Alors que la photographie du roi Georges VI prononçant son discours est une mise en scène où le roi mime son discours et non pas une photographie prise dans le «feu de l’action», Grégory Divoux nous précise que cela n’est pas anodin.
En effet,
« en 1939, les conditions du reportage “moderne” sont réunies : les appareils photographiques plus légers et les pellicules permettent aux photographes d’être au plus près des événements, quant aux journaux illustrés, ils permettent à leurs images d’être diffusées. Au moment où le roi Georges VI prononce son discours, Capa a par exemple déjà couvert la guerre d’Espagne, Leica en bandoulière.
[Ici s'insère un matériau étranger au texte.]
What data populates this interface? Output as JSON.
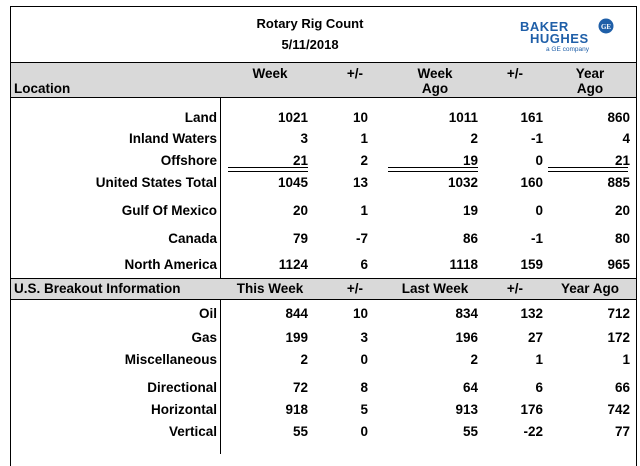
{
  "header": {
    "title": "Rotary Rig Count",
    "date": "5/11/2018",
    "logo_line1": "BAKER",
    "logo_line2": "HUGHES",
    "logo_sub": "a GE company",
    "logo_mark": "GE"
  },
  "location_header": {
    "label": "Location",
    "week": "Week",
    "pm1": "+/-",
    "week_ago_1": "Week",
    "week_ago_2": "Ago",
    "pm2": "+/-",
    "year_ago_1": "Year",
    "year_ago_2": "Ago"
  },
  "location_rows": [
    {
      "label": "Land",
      "week": "1021",
      "pm1": "10",
      "week_ago": "1011",
      "pm2": "161",
      "year_ago": "860"
    },
    {
      "label": "Inland Waters",
      "week": "3",
      "pm1": "1",
      "week_ago": "2",
      "pm2": "-1",
      "year_ago": "4"
    },
    {
      "label": "Offshore",
      "week": "21",
      "pm1": "2",
      "week_ago": "19",
      "pm2": "0",
      "year_ago": "21"
    },
    {
      "label": "United States Total",
      "week": "1045",
      "pm1": "13",
      "week_ago": "1032",
      "pm2": "160",
      "year_ago": "885"
    },
    {
      "label": "Gulf Of Mexico",
      "week": "20",
      "pm1": "1",
      "week_ago": "19",
      "pm2": "0",
      "year_ago": "20"
    },
    {
      "label": "Canada",
      "week": "79",
      "pm1": "-7",
      "week_ago": "86",
      "pm2": "-1",
      "year_ago": "80"
    },
    {
      "label": "North America",
      "week": "1124",
      "pm1": "6",
      "week_ago": "1118",
      "pm2": "159",
      "year_ago": "965"
    }
  ],
  "breakout_header": {
    "label": "U.S. Breakout Information",
    "this_week": "This Week",
    "pm1": "+/-",
    "last_week": "Last Week",
    "pm2": "+/-",
    "year_ago": "Year Ago"
  },
  "breakout_rows": [
    {
      "label": "Oil",
      "week": "844",
      "pm1": "10",
      "week_ago": "834",
      "pm2": "132",
      "year_ago": "712"
    },
    {
      "label": "Gas",
      "week": "199",
      "pm1": "3",
      "week_ago": "196",
      "pm2": "27",
      "year_ago": "172"
    },
    {
      "label": "Miscellaneous",
      "week": "2",
      "pm1": "0",
      "week_ago": "2",
      "pm2": "1",
      "year_ago": "1"
    },
    {
      "label": "Directional",
      "week": "72",
      "pm1": "8",
      "week_ago": "64",
      "pm2": "6",
      "year_ago": "66"
    },
    {
      "label": "Horizontal",
      "week": "918",
      "pm1": "5",
      "week_ago": "913",
      "pm2": "176",
      "year_ago": "742"
    },
    {
      "label": "Vertical",
      "week": "55",
      "pm1": "0",
      "week_ago": "55",
      "pm2": "-22",
      "year_ago": "77"
    }
  ]
}
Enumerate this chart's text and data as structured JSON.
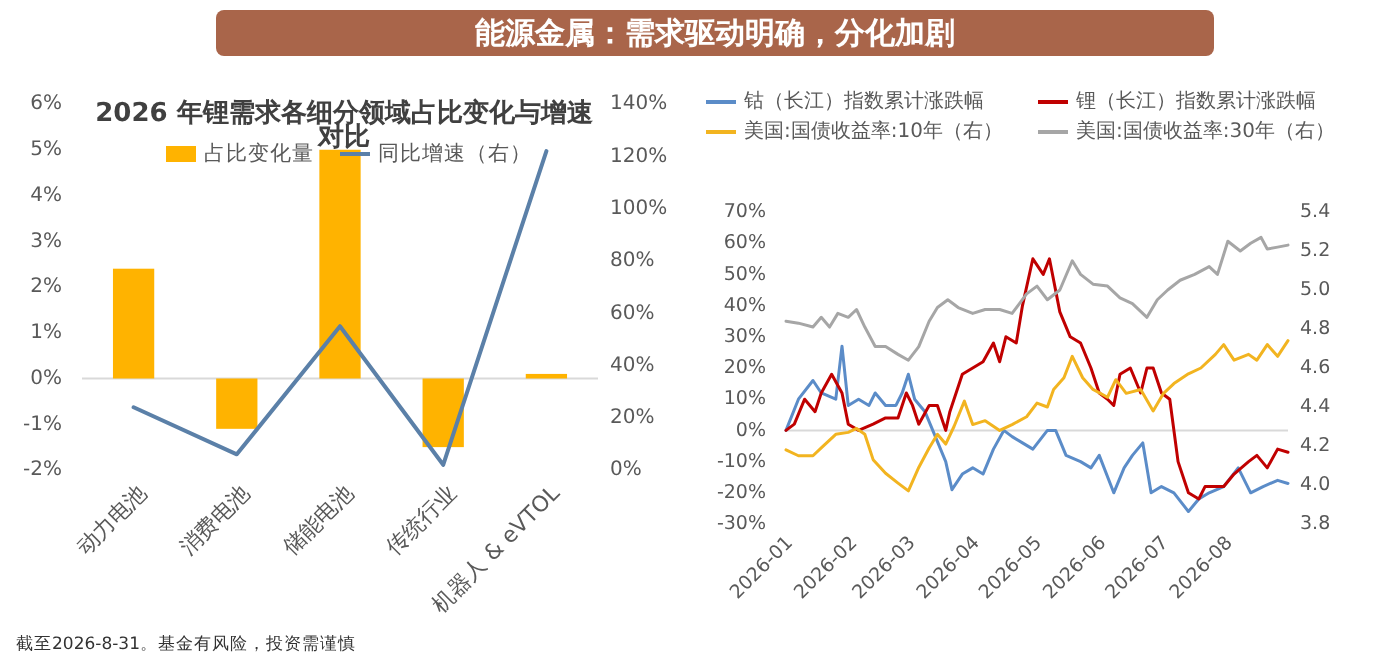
{
  "chart_data": [
    {
      "type": "other",
      "title": "能源金属：需求驱动明确，分化加剧"
    },
    {
      "type": "bar",
      "title": "2026 年锂需求各细分领域占比变化与增速对比",
      "categories": [
        "动力电池",
        "消费电池",
        "储能电池",
        "传统行业",
        "机器人 & eVTOL"
      ],
      "series": [
        {
          "name": "占比变化量",
          "color": "#ffb300",
          "values": [
            2.4,
            -1.1,
            5.0,
            -1.5,
            0.1
          ]
        },
        {
          "name": "同比增速（右）",
          "type": "line",
          "axis": "y2",
          "color": "#5b80a8",
          "values": [
            24,
            6,
            55,
            2,
            122
          ]
        }
      ],
      "ylim": [
        -2,
        6
      ],
      "yticks": [
        {
          "value": -2,
          "label": "-2%"
        },
        {
          "value": -1,
          "label": "-1%"
        },
        {
          "value": 0,
          "label": "0%"
        },
        {
          "value": 1,
          "label": "1%"
        },
        {
          "value": 2,
          "label": "2%"
        },
        {
          "value": 3,
          "label": "3%"
        },
        {
          "value": 4,
          "label": "4%"
        },
        {
          "value": 5,
          "label": "5%"
        },
        {
          "value": 6,
          "label": "6%"
        }
      ],
      "y2lim": [
        0,
        140
      ],
      "y2ticks": [
        {
          "value": 0,
          "label": "0%"
        },
        {
          "value": 20,
          "label": "20%"
        },
        {
          "value": 40,
          "label": "40%"
        },
        {
          "value": 60,
          "label": "60%"
        },
        {
          "value": 80,
          "label": "80%"
        },
        {
          "value": 100,
          "label": "100%"
        },
        {
          "value": 120,
          "label": "120%"
        },
        {
          "value": 140,
          "label": "140%"
        }
      ],
      "legend": "top",
      "annotations": [
        "截至2026-8-31。基金有风险，投资需谨慎"
      ]
    },
    {
      "type": "line",
      "series": [
        {
          "name": "钴（长江）指数累计涨跌幅",
          "color": "#5b8cc8",
          "x": [
            "2026-01-01",
            "2026-01-07",
            "2026-01-14",
            "2026-01-18",
            "2026-01-25",
            "2026-01-28",
            "2026-01-31",
            "2026-02-05",
            "2026-02-10",
            "2026-02-13",
            "2026-02-18",
            "2026-02-23",
            "2026-02-26",
            "2026-03-01",
            "2026-03-04",
            "2026-03-09",
            "2026-03-14",
            "2026-03-19",
            "2026-03-22",
            "2026-03-27",
            "2026-04-01",
            "2026-04-06",
            "2026-04-11",
            "2026-04-16",
            "2026-04-20",
            "2026-04-25",
            "2026-04-30",
            "2026-05-07",
            "2026-05-11",
            "2026-05-16",
            "2026-05-23",
            "2026-05-28",
            "2026-06-01",
            "2026-06-08",
            "2026-06-13",
            "2026-06-17",
            "2026-06-22",
            "2026-06-26",
            "2026-07-01",
            "2026-07-07",
            "2026-07-14",
            "2026-07-19",
            "2026-07-24",
            "2026-07-31",
            "2026-08-07",
            "2026-08-13",
            "2026-08-19",
            "2026-08-26",
            "2026-08-31"
          ],
          "values": [
            0,
            10,
            16,
            12,
            10,
            27,
            8,
            10,
            8,
            12,
            8,
            8,
            12,
            18,
            10,
            6,
            -2,
            -10,
            -19,
            -14,
            -12,
            -14,
            -6,
            0,
            -2,
            -4,
            -6,
            0,
            0,
            -8,
            -10,
            -12,
            -8,
            -20,
            -12,
            -8,
            -4,
            -20,
            -18,
            -20,
            -26,
            -22,
            -20,
            -18,
            -12,
            -20,
            -18,
            -16,
            -17
          ]
        },
        {
          "name": "锂（长江）指数累计涨跌幅",
          "color": "#c00000",
          "x": [
            "2026-01-01",
            "2026-01-05",
            "2026-01-10",
            "2026-01-15",
            "2026-01-18",
            "2026-01-23",
            "2026-01-28",
            "2026-01-31",
            "2026-02-05",
            "2026-02-12",
            "2026-02-18",
            "2026-02-24",
            "2026-02-28",
            "2026-03-03",
            "2026-03-06",
            "2026-03-11",
            "2026-03-15",
            "2026-03-19",
            "2026-03-21",
            "2026-03-27",
            "2026-04-01",
            "2026-04-06",
            "2026-04-11",
            "2026-04-14",
            "2026-04-17",
            "2026-04-22",
            "2026-04-25",
            "2026-04-30",
            "2026-05-05",
            "2026-05-08",
            "2026-05-13",
            "2026-05-18",
            "2026-05-23",
            "2026-05-28",
            "2026-06-01",
            "2026-06-05",
            "2026-06-08",
            "2026-06-11",
            "2026-06-16",
            "2026-06-21",
            "2026-06-24",
            "2026-06-27",
            "2026-07-01",
            "2026-07-05",
            "2026-07-09",
            "2026-07-14",
            "2026-07-19",
            "2026-07-22",
            "2026-07-27",
            "2026-07-31",
            "2026-08-05",
            "2026-08-12",
            "2026-08-16",
            "2026-08-21",
            "2026-08-26",
            "2026-08-31"
          ],
          "values": [
            0,
            2,
            10,
            6,
            12,
            18,
            12,
            2,
            0,
            2,
            4,
            4,
            12,
            8,
            2,
            8,
            8,
            0,
            6,
            18,
            20,
            22,
            28,
            22,
            30,
            28,
            40,
            55,
            50,
            55,
            38,
            30,
            28,
            20,
            12,
            10,
            8,
            18,
            20,
            12,
            20,
            20,
            12,
            10,
            -10,
            -20,
            -22,
            -18,
            -18,
            -18,
            -14,
            -10,
            -8,
            -12,
            -6,
            -7
          ]
        },
        {
          "name": "美国:国债收益率:10年（右）",
          "color": "#f2b420",
          "axis": "y2",
          "x": [
            "2026-01-01",
            "2026-01-07",
            "2026-01-14",
            "2026-01-18",
            "2026-01-25",
            "2026-01-31",
            "2026-02-04",
            "2026-02-08",
            "2026-02-12",
            "2026-02-18",
            "2026-02-24",
            "2026-03-01",
            "2026-03-06",
            "2026-03-11",
            "2026-03-15",
            "2026-03-19",
            "2026-03-23",
            "2026-03-28",
            "2026-04-01",
            "2026-04-07",
            "2026-04-14",
            "2026-04-20",
            "2026-04-27",
            "2026-05-02",
            "2026-05-07",
            "2026-05-10",
            "2026-05-15",
            "2026-05-19",
            "2026-05-24",
            "2026-05-29",
            "2026-06-05",
            "2026-06-09",
            "2026-06-14",
            "2026-06-21",
            "2026-06-27",
            "2026-07-02",
            "2026-07-07",
            "2026-07-14",
            "2026-07-20",
            "2026-07-27",
            "2026-07-31",
            "2026-08-05",
            "2026-08-12",
            "2026-08-16",
            "2026-08-21",
            "2026-08-26",
            "2026-08-31"
          ],
          "values": [
            4.18,
            4.15,
            4.15,
            4.19,
            4.26,
            4.27,
            4.29,
            4.26,
            4.13,
            4.06,
            4.01,
            3.97,
            4.09,
            4.19,
            4.26,
            4.21,
            4.3,
            4.43,
            4.31,
            4.33,
            4.28,
            4.31,
            4.35,
            4.42,
            4.4,
            4.49,
            4.55,
            4.66,
            4.55,
            4.49,
            4.45,
            4.54,
            4.47,
            4.49,
            4.38,
            4.47,
            4.52,
            4.57,
            4.6,
            4.67,
            4.72,
            4.64,
            4.67,
            4.64,
            4.72,
            4.66,
            4.74
          ]
        },
        {
          "name": "美国:国债收益率:30年（右）",
          "color": "#a6a6a6",
          "axis": "y2",
          "x": [
            "2026-01-01",
            "2026-01-07",
            "2026-01-14",
            "2026-01-18",
            "2026-01-22",
            "2026-01-26",
            "2026-01-31",
            "2026-02-04",
            "2026-02-08",
            "2026-02-13",
            "2026-02-18",
            "2026-02-24",
            "2026-03-01",
            "2026-03-06",
            "2026-03-11",
            "2026-03-15",
            "2026-03-20",
            "2026-03-25",
            "2026-04-01",
            "2026-04-07",
            "2026-04-14",
            "2026-04-20",
            "2026-04-27",
            "2026-05-02",
            "2026-05-07",
            "2026-05-13",
            "2026-05-19",
            "2026-05-23",
            "2026-05-29",
            "2026-06-05",
            "2026-06-11",
            "2026-06-17",
            "2026-06-24",
            "2026-06-29",
            "2026-07-04",
            "2026-07-10",
            "2026-07-17",
            "2026-07-24",
            "2026-07-28",
            "2026-08-02",
            "2026-08-08",
            "2026-08-13",
            "2026-08-18",
            "2026-08-21",
            "2026-08-26",
            "2026-08-31"
          ],
          "values": [
            4.84,
            4.83,
            4.81,
            4.86,
            4.81,
            4.88,
            4.86,
            4.9,
            4.81,
            4.71,
            4.71,
            4.67,
            4.64,
            4.71,
            4.84,
            4.91,
            4.95,
            4.91,
            4.88,
            4.9,
            4.9,
            4.88,
            4.98,
            5.02,
            4.95,
            5.0,
            5.15,
            5.08,
            5.03,
            5.02,
            4.96,
            4.93,
            4.86,
            4.95,
            5.0,
            5.05,
            5.08,
            5.12,
            5.08,
            5.25,
            5.2,
            5.24,
            5.27,
            5.21,
            5.22,
            5.23
          ]
        }
      ],
      "xlim": [
        "2026-01-01",
        "2026-08-31"
      ],
      "xticks": [
        "2026-01",
        "2026-02",
        "2026-03",
        "2026-04",
        "2026-05",
        "2026-06",
        "2026-07",
        "2026-08"
      ],
      "ylim": [
        -30,
        70
      ],
      "yticks": [
        {
          "value": -30,
          "label": "-30%"
        },
        {
          "value": -20,
          "label": "-20%"
        },
        {
          "value": -10,
          "label": "-10%"
        },
        {
          "value": 0,
          "label": "0%"
        },
        {
          "value": 10,
          "label": "10%"
        },
        {
          "value": 20,
          "label": "20%"
        },
        {
          "value": 30,
          "label": "30%"
        },
        {
          "value": 40,
          "label": "40%"
        },
        {
          "value": 50,
          "label": "50%"
        },
        {
          "value": 60,
          "label": "60%"
        },
        {
          "value": 70,
          "label": "70%"
        }
      ],
      "y2lim": [
        3.8,
        5.4
      ],
      "y2ticks": [
        {
          "value": 3.8,
          "label": "3.8"
        },
        {
          "value": 4.0,
          "label": "4.0"
        },
        {
          "value": 4.2,
          "label": "4.2"
        },
        {
          "value": 4.4,
          "label": "4.4"
        },
        {
          "value": 4.6,
          "label": "4.6"
        },
        {
          "value": 4.8,
          "label": "4.8"
        },
        {
          "value": 5.0,
          "label": "5.0"
        },
        {
          "value": 5.2,
          "label": "5.2"
        },
        {
          "value": 5.4,
          "label": "5.4"
        }
      ],
      "legend": "top"
    }
  ]
}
Les deux systèmes d’énonciation de la photographie coexistent donc mais dans les deux cas la photographie est bien présentée comme témoignage au monde. Là où la radio est bien vue comme le moyen de toucher directement, instantanément et en direct des millions de personnes, la photographie est déjà reléguée à un rôle accessoire dans l’information, soumise à un ensemble de contraintes, à toute une chaîne d’énonciation qui font du photographe un simple rouage d’une machinerie qui le dépasse. D’un côté il est pris entre le commanditaire de l’image, en l’occurrence le roi, et la façon dont on diffuse les images qu’il produit. Et cette dialectique de la photographie construite mais offerte comme document n’est pas seulement un vestige du passé : l’image réalisée après le discours du roi Georges VI es bien encore aujourd’hui utilisée comme illustration de ce discours, comme sur les site Internet du Guardian et de Courrier International (voir ci-dessous) ; c’est même bien ainsi qu’elle est diffusée par Corbis. Aujourd’hui la télévision a remplacé la radio comme canal de diffusion des discours des chefs d’État ; quant à la photographie, 70 ans plus tard, elle est toujours présentée comme ce document devant coller aux faits quand bien même elle n’est qu’une construction.»